Neslihan Güneş, yoğun iş gününün yorgunluğunu atmak için sahil kasabasına küçük bir kaçamak yapmaya karar vermişti. Bir haftasonu sabahı, denizin huzur veren sesleriyle uyandı ve parlak güneşli bir günde yürüyüşe çıkmanın keyifli olacağını düşündü. Sahil boyunca yürürken, denizin tuzlu kokusunu içine çekiyor, kumların ayakları altındaki hissini seviyordu.

Yolculuğu sırasında, sahil kenarındaki eski bir çay bahçesine uğradı. Oradaki sıcak atmosfer ve samimi sohbetler, ona küçük bir kasabanın yaşamını anımsattı. Çayını yudumlarken, etrafındaki insanların neşeli sohbetlerine kulak verdi. Çay bahçesinin sahibi Ahmet Bey, kasabanın her köşesinde tanınmış, sevimli biriydi ve Neslihan’a o yerin tarihini anlatmaya başladı.
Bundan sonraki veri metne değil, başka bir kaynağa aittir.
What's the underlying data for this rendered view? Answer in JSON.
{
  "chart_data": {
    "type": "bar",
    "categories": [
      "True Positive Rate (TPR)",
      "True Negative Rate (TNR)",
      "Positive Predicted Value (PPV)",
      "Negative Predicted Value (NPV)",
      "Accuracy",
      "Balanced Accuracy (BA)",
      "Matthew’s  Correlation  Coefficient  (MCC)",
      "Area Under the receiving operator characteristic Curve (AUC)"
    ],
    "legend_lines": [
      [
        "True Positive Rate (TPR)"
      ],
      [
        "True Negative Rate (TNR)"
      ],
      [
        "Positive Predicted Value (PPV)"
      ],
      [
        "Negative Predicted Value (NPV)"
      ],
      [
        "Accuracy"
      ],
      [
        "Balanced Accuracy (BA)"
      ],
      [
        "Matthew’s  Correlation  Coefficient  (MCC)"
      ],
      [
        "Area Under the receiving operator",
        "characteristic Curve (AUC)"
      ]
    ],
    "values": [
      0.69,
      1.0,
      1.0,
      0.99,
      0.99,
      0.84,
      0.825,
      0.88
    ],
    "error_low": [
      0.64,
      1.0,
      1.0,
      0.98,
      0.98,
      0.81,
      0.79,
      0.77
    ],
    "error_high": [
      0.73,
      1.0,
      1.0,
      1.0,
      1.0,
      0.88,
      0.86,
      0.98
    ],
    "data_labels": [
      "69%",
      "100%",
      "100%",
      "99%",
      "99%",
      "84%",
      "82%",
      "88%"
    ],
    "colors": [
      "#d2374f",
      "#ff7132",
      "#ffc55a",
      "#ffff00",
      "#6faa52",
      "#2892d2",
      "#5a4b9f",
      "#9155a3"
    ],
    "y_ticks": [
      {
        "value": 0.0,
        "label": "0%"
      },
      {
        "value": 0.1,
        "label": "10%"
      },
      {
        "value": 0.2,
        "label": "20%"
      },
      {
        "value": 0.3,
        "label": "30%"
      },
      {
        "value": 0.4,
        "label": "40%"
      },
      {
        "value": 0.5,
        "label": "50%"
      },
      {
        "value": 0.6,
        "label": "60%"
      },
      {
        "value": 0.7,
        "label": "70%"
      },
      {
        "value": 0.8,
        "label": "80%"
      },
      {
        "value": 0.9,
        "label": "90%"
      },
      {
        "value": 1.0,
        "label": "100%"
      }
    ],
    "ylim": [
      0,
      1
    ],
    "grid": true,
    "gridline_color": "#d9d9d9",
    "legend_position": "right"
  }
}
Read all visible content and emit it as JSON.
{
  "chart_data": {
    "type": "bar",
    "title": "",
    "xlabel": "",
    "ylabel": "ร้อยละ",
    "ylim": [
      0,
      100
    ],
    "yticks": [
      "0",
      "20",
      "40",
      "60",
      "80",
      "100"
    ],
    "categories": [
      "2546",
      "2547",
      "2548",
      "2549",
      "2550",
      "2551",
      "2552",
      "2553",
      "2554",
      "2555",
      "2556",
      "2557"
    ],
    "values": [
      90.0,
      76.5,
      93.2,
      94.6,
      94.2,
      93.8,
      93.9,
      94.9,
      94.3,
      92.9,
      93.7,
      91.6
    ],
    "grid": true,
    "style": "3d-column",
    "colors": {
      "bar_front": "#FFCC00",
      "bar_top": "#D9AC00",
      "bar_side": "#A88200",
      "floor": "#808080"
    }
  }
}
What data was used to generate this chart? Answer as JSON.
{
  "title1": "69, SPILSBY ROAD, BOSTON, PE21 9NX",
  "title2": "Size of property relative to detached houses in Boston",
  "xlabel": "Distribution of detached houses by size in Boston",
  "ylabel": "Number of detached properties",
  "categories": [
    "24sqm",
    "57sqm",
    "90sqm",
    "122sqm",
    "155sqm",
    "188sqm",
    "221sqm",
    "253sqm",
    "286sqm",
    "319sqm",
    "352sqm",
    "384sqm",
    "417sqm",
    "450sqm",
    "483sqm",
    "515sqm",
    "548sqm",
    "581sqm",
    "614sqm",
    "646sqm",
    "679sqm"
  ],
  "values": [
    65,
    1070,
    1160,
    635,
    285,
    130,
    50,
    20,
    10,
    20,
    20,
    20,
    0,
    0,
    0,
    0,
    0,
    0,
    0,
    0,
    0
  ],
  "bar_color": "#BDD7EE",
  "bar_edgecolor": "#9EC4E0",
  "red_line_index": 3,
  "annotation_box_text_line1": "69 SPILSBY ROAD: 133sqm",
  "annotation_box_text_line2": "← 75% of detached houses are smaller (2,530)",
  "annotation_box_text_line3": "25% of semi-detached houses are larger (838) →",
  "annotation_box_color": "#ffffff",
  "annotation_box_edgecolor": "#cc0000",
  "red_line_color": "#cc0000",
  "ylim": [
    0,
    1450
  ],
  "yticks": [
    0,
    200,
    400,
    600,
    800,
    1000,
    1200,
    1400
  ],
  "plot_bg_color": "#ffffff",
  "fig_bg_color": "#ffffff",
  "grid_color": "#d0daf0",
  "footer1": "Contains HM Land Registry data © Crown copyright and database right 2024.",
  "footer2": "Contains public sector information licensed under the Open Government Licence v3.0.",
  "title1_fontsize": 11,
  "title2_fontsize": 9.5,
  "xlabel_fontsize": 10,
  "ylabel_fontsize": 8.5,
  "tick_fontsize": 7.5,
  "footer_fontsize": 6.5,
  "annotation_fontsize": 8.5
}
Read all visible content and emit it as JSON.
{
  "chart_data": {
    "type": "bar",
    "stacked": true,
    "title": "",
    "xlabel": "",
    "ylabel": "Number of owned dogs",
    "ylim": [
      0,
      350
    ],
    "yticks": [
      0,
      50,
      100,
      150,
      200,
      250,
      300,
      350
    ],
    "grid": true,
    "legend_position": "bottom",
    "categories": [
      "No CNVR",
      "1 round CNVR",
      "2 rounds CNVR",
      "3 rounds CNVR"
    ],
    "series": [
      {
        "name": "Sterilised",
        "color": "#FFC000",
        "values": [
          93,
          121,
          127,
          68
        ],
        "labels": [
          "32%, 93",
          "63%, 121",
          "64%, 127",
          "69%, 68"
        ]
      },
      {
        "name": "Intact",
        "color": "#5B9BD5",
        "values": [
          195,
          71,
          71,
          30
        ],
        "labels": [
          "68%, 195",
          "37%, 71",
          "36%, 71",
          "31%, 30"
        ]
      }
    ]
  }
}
Ahmet Bey’in anlattıkları Neslihan’ı o kadar etkiledi ki, kasabanın geçmişine dair daha fazlasını öğrenmek için lokal kütüphaneye gitmeye karar verdi. Orada geçirdiği birkaç saat boyunca eski fotoğraflar ve tarihi hikayeler onu derinden etkiledi. Kütüphaneden çıkarken, yanında kasabayla ilgili birkaç kitap daha götürdü ve bu küçük keşif yolculuğu ona yeni bir hikaye yazma ilhamı verdi.

Neslihan için bu kısa kaçamak, sadece dinlenme değil, aynı zamanda yeni ilhamlar bulduğu benzersiz bir deneyim olmuştu.